Gerald melihat suasana gerbang keluar, sepi. Tidak ada yang menjaga, mungkin satpam sedang mengurus parkiran, begitu pikirnya.
Dengan cepat, Gerald melajukan mobilnya dan berhasil lolos dari sekolah. Hal yang tidak ia sangka, dia akan berdua dengan Syifa? Ah ini hal yang di tunggu Gerald dari jauh-jauh hari.
"Aku mau nanya kak."
Gerald menengok kan wajahnya, "nanya apa?"
"Kalau kakak suka sama orang nih, terus temen juga suka sama orang yang kita suka, kakak bakal ngapain?"
Gerald terdiam sejenak. Mencerna pertanyaan yang di lontarkan gadis kesayangannya ini.
"Ya, kalau lo suka dan rasa suka itu lo duluan yang punya dibanding temen lo menurut gue perjuangin. Dan dia harus ngalah."
"Egois ya kak?"
Gerald mengangguk. Egois. Memang, seperti Gerald. Salah, Gerald tidak egois hanya saja munafik.
"Mau kemana?"
Syifa diam. Dia juga tidak tahu mau kemana, dia hanya ingin menghindar dari Ela. Tunggu. Kenapa Syifa gak sadar tentang sifat Gerald yang tiba-tiba manis seperti ini?
"Kak Gerald kok mau aku ajak kabur?"
"Kenapa?"
Syifa rasa percuma bertanya pada Gerald. Gabakal di jawab pake jawaban.
Syifa pasrah. "Kemana aja, yang penting sama kakak." Syifa tersenyum manis menghadap Gerald.
Cowok itu hanya melirik ke arah Syifa, entahlah. Hari ini adalah hari keberuntungannya. Syifa harus membuang pikiran negatif nya tentang Gerald.
"Lo kenapa selalu ngasih susu coklat, nonton basket, dan ngasih semangat buat gue syif?"
Syifa mengalihkan pandangannya dari Gerald menghadap ke luar jendela, "aku suka kakak."
Gerald menatap ke arah Syifa, lalu fokus lagi menyetir. Di rem benda beroda 4 itu di pinggir jalan.
"Suka?"
Syifa mengangguk polos. Kalau tidak seperti ini, Syifa tidak akan pernah mendapatkan Gerald dan perasaan aneh itu akan datang lagi ketika melihat Gerald dan Ela. Ya, Ela. Entahlah dengan harga dirinya.
"Perasaan bukan mainan syif."
"Mainan? Memang siapa yang bermain?"
"Lo." Gerald menatap lekat wajah manis itu, bulu mata yang lentik, hidung mancung, bibir tipis, ah sempurna. "Alasan lo suka sama gue?"
"Mencintai gak butuh alasan."
Gerald tersenyum, entah senyum untuk apa.

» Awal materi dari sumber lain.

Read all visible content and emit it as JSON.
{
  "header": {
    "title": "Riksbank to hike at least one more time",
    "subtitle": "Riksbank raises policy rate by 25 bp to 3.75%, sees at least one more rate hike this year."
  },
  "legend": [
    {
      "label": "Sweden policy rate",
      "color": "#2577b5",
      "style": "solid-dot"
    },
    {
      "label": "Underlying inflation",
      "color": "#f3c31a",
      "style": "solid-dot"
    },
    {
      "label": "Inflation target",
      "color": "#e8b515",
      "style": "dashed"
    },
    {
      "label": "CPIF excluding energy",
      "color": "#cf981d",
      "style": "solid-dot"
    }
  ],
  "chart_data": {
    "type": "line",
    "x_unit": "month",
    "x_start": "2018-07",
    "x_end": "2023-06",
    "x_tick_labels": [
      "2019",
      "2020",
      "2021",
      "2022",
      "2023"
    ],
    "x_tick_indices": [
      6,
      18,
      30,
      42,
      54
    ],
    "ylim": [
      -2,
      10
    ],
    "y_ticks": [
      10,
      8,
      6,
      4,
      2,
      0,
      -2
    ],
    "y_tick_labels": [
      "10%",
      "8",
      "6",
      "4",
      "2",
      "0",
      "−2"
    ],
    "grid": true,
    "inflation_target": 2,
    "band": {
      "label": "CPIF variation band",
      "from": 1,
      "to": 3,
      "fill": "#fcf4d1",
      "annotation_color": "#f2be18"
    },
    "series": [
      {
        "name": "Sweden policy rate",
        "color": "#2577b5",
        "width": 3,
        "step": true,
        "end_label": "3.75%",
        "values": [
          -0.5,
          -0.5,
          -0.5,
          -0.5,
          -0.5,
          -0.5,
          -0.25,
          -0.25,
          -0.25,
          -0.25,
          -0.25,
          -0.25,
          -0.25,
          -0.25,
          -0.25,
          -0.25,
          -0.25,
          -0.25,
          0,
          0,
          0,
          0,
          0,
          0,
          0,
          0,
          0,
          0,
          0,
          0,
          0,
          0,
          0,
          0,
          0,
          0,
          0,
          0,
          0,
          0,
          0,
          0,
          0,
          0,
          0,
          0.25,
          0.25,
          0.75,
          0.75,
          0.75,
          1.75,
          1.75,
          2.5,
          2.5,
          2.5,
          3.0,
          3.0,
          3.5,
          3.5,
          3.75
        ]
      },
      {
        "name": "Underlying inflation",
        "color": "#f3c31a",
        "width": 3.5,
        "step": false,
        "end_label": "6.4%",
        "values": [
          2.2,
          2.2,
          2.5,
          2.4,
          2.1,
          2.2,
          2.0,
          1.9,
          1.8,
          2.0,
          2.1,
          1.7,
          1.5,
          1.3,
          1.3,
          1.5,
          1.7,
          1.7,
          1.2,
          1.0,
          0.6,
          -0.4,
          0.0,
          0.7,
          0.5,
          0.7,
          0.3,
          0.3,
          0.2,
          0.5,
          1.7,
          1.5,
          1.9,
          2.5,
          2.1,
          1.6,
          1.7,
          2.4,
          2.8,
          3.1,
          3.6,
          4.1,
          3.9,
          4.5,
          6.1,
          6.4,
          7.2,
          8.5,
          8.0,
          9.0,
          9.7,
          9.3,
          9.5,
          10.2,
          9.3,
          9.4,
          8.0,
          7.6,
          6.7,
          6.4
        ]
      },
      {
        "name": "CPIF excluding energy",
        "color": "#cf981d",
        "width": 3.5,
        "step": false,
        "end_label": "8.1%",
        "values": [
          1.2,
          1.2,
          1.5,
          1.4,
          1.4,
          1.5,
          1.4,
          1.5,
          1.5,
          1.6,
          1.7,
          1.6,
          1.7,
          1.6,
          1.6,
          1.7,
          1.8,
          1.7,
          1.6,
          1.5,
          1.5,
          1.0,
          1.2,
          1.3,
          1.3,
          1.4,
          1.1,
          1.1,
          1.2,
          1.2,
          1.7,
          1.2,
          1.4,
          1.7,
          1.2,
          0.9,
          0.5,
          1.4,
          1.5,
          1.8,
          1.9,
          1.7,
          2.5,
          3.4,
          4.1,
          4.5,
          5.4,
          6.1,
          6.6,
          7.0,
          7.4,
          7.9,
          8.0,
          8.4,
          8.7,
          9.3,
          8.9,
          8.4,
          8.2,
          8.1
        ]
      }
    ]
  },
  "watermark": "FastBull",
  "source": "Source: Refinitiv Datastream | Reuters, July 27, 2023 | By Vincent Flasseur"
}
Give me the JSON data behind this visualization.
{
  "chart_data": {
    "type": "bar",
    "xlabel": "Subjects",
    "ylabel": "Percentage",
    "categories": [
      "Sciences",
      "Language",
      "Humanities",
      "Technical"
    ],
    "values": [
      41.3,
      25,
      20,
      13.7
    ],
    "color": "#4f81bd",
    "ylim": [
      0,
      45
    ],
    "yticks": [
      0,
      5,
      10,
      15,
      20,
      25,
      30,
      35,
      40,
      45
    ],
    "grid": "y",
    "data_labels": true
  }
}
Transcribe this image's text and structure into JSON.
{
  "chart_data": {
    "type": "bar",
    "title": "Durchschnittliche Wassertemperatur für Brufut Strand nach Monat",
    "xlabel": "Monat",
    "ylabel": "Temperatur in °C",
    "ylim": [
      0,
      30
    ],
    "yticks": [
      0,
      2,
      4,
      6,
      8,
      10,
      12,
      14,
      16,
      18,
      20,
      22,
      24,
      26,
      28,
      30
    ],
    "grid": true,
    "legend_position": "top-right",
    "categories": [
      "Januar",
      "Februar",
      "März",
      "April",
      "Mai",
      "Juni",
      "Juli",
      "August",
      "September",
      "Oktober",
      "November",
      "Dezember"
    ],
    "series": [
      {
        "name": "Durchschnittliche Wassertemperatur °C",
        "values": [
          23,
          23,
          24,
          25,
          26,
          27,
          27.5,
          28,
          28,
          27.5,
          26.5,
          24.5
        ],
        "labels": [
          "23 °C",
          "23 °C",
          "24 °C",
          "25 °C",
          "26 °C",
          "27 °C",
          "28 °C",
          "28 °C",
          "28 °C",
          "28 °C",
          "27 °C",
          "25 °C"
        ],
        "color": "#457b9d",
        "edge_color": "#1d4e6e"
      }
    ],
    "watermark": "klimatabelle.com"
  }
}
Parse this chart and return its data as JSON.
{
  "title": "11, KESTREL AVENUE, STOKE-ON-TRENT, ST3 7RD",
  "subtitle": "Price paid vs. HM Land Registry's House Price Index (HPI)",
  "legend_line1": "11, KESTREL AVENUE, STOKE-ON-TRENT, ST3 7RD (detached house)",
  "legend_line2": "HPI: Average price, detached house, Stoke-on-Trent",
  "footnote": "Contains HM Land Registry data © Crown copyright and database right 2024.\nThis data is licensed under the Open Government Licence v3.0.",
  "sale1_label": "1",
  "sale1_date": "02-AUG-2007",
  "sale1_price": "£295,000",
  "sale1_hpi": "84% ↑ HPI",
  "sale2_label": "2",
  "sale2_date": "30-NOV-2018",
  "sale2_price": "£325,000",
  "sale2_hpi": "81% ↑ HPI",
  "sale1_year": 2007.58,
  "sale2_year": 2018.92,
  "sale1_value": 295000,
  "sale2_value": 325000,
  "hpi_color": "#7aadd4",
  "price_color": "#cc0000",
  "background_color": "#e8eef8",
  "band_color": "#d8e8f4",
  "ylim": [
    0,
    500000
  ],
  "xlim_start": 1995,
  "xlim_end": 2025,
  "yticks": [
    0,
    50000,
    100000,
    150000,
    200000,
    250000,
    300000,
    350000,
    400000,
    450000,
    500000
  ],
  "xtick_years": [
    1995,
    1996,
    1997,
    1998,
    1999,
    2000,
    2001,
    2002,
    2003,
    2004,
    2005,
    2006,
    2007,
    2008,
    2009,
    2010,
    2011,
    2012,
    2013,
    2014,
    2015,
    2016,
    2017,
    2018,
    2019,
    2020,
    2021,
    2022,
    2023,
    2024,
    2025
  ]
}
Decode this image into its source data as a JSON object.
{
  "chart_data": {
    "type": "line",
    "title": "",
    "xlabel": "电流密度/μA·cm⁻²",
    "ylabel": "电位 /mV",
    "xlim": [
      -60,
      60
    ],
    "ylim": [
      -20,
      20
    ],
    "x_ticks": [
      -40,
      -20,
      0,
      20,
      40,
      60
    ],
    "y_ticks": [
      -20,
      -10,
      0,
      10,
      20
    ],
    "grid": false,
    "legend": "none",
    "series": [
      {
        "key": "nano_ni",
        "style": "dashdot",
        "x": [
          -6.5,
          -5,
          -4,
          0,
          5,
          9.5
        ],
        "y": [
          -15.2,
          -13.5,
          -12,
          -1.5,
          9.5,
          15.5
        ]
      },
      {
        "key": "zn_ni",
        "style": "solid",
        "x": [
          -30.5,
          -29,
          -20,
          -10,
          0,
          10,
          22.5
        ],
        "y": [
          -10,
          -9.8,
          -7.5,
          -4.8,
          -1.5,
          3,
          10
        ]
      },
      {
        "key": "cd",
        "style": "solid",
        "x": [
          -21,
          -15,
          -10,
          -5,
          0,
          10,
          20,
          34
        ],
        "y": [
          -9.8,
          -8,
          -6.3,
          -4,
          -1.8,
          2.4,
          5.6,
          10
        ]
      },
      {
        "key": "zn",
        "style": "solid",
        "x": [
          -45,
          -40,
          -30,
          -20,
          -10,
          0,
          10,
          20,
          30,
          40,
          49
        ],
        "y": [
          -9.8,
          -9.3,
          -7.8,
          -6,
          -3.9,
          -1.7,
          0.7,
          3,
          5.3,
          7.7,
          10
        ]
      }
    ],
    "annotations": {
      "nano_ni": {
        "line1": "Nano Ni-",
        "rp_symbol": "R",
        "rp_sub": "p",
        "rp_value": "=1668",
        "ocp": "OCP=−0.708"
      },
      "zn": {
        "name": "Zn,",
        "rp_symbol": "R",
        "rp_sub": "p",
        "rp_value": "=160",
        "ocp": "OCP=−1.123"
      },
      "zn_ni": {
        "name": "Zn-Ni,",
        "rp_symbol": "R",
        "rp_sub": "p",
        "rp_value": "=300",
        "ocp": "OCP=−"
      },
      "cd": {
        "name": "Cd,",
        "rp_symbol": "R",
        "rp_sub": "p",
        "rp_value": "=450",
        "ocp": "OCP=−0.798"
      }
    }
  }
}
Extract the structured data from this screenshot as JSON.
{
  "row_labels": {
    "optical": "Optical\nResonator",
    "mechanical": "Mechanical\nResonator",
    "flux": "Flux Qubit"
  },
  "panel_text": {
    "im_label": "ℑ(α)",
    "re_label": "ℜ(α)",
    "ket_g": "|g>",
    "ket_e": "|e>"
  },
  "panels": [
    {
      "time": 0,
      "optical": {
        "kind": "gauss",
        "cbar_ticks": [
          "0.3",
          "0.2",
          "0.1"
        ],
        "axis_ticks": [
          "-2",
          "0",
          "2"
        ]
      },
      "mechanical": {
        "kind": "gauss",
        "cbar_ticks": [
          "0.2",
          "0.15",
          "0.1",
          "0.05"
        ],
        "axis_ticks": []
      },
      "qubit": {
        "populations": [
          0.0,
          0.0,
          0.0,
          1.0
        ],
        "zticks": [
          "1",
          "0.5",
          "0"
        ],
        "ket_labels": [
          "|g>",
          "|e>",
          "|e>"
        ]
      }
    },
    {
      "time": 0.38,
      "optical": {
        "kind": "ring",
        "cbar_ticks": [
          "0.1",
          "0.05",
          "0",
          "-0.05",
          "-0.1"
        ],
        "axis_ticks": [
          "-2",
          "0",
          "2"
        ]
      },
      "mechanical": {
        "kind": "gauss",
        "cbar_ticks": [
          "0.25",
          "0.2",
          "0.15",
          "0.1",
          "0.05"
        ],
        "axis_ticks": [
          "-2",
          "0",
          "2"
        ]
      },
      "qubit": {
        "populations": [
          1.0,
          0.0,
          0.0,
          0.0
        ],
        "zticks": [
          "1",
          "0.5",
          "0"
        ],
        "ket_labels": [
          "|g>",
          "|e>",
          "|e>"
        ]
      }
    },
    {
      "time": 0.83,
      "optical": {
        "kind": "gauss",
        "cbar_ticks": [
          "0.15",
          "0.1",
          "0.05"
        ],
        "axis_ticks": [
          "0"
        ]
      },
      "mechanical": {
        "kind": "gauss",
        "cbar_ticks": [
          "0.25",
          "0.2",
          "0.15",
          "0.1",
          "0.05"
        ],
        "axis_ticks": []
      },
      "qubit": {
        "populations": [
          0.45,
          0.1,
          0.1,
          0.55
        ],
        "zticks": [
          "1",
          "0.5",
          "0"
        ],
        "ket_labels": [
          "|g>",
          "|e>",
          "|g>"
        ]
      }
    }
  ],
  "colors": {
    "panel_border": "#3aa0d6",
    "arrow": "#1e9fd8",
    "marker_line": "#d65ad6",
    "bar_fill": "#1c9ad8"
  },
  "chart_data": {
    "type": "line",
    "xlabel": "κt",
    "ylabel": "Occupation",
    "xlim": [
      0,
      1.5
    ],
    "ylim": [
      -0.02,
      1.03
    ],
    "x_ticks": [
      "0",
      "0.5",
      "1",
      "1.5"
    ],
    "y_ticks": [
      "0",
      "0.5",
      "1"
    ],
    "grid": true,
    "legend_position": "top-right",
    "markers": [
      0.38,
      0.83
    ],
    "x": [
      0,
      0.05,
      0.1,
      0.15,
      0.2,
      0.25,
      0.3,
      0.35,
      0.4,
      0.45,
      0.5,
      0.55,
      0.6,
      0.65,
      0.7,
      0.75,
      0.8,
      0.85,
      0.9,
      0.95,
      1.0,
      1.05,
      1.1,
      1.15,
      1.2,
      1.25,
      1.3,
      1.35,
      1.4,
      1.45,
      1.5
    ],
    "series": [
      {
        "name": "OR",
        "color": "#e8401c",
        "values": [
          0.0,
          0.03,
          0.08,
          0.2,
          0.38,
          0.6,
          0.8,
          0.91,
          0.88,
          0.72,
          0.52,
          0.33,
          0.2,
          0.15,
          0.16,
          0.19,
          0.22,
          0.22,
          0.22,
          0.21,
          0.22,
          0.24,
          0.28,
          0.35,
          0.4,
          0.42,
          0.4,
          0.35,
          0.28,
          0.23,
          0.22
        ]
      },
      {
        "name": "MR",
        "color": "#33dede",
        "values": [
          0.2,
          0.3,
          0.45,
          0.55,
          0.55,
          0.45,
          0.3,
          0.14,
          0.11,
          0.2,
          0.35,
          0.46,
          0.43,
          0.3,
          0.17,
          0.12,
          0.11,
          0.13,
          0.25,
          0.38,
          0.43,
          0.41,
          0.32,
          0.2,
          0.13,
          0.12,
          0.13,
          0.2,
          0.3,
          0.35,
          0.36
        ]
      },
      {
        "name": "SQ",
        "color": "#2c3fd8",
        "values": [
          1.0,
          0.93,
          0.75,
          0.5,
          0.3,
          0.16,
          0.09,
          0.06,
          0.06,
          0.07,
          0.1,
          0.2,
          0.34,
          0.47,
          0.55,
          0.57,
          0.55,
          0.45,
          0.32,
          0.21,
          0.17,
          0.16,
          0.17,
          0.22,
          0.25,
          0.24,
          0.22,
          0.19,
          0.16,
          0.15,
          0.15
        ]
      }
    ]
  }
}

Baik. Sekarang ia harus gimana?"Aku mau pamit kak, kalau aku gak bisa dapetin kakak mungkin sebaiknya aku mundur aja dan gak akan ganggu kakak lagi. Selama ini kakak mau itu kan? Aku kan cuma benalu."
Gerald menggeleng, sumpah. Bukan seperti ini keinginan Gerald.
"Gu-"
"Aku tau kakak gak bakal pernah suka sama aku, dan kakak gak akan pernah lihat perjuangan aku." Sergah Syifa segera, belum juga Gerald mengatakan yang sebenarnya.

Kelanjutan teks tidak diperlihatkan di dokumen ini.